When asked what will be involved for those who participate, Furey indicated that there are few, if any, drawbacks. First, she said, “It’s a confidential study and no one will be able to be identified individually.” As for the questions, “They will be asking people to talk about their current and lifetime conditions, both physical and mental. They’ll need to look at the health records to validate those conditions,” as well as military records to validate dates and locations of service.

“Talking about these things can bring up some bad memories and be a little disruptive,” Furey said, “but I think generally if someone is comfortable talking about her past and current medical history, she should be okay participating in it. There are no physically invasive procedures. It’s really just discussion, questionnaires, and sharing personal experiences both in and since Vietnam, as well as personal health history.”

Marsha Four, who has served on VVA’s National Board of Directors and chaired the National Women Veterans Committee since 1997, expressed great enthusiasm for the VA’s study. “We as women Vietnam veterans have been waiting for something like this for a very long time,” she said. “What I’m hoping is that because of that issue alone, [the VA is] going to find a large number of women who would like to be a part of the study.”

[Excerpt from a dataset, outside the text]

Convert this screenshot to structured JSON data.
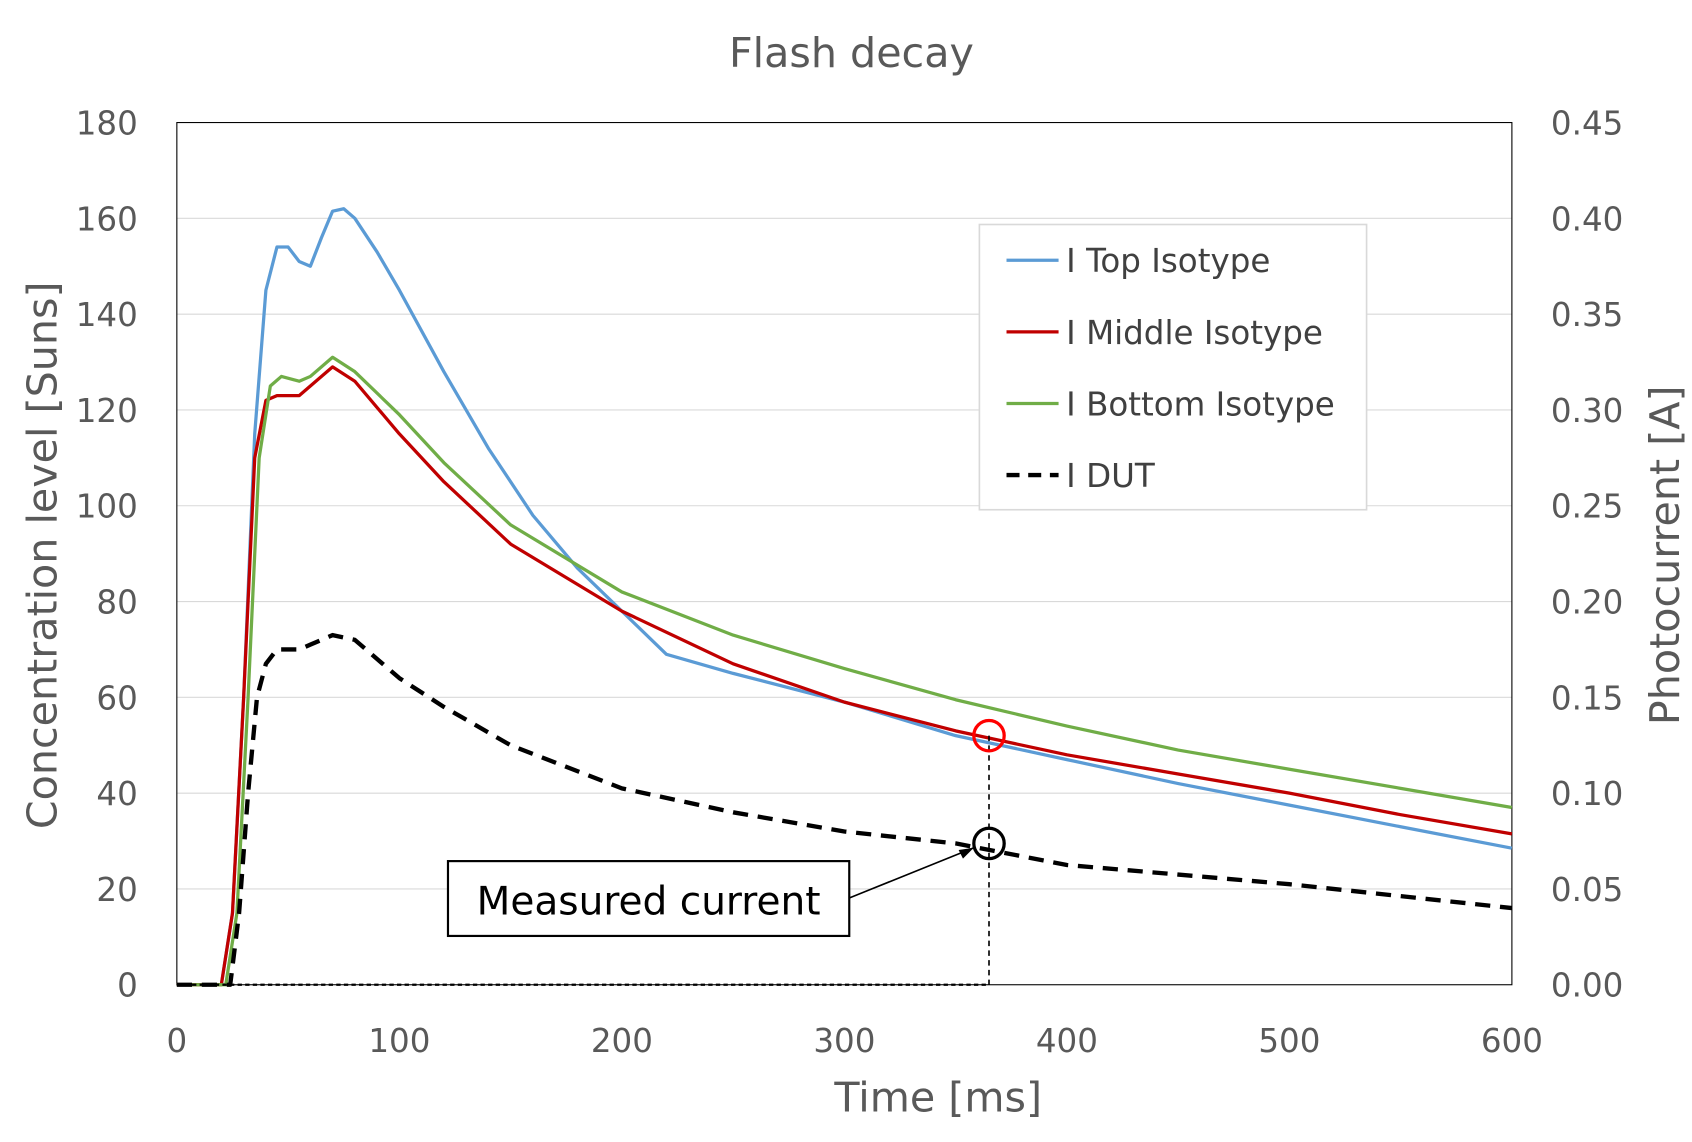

Four, who served as an Army RN at the 18th Surgical Hospital at Camp Events and Quang Tri from 1968-70, also served from 1992-94 and 2000-06 on the VA’s Advisory Committee on Women Veterans. Additionally, she chaired the committee from 2002-06. “The women of the Vietnam era did not give up on the fact that they thought there should be a study,” she said. “They kept pushing forward on it, kept advocating for it, and finally it was seen by the VA as something that would be of great value. It’s about justice, in a way, and also tenacity.”

Reflecting on women’s participation in war throughout the ages, Four added: “This is really [based on] the effort of all women veterans, not just Vietnam veterans. As the new women veterans come on board, we will be passing the torch to them. This is something that started during the Revolutionary War.”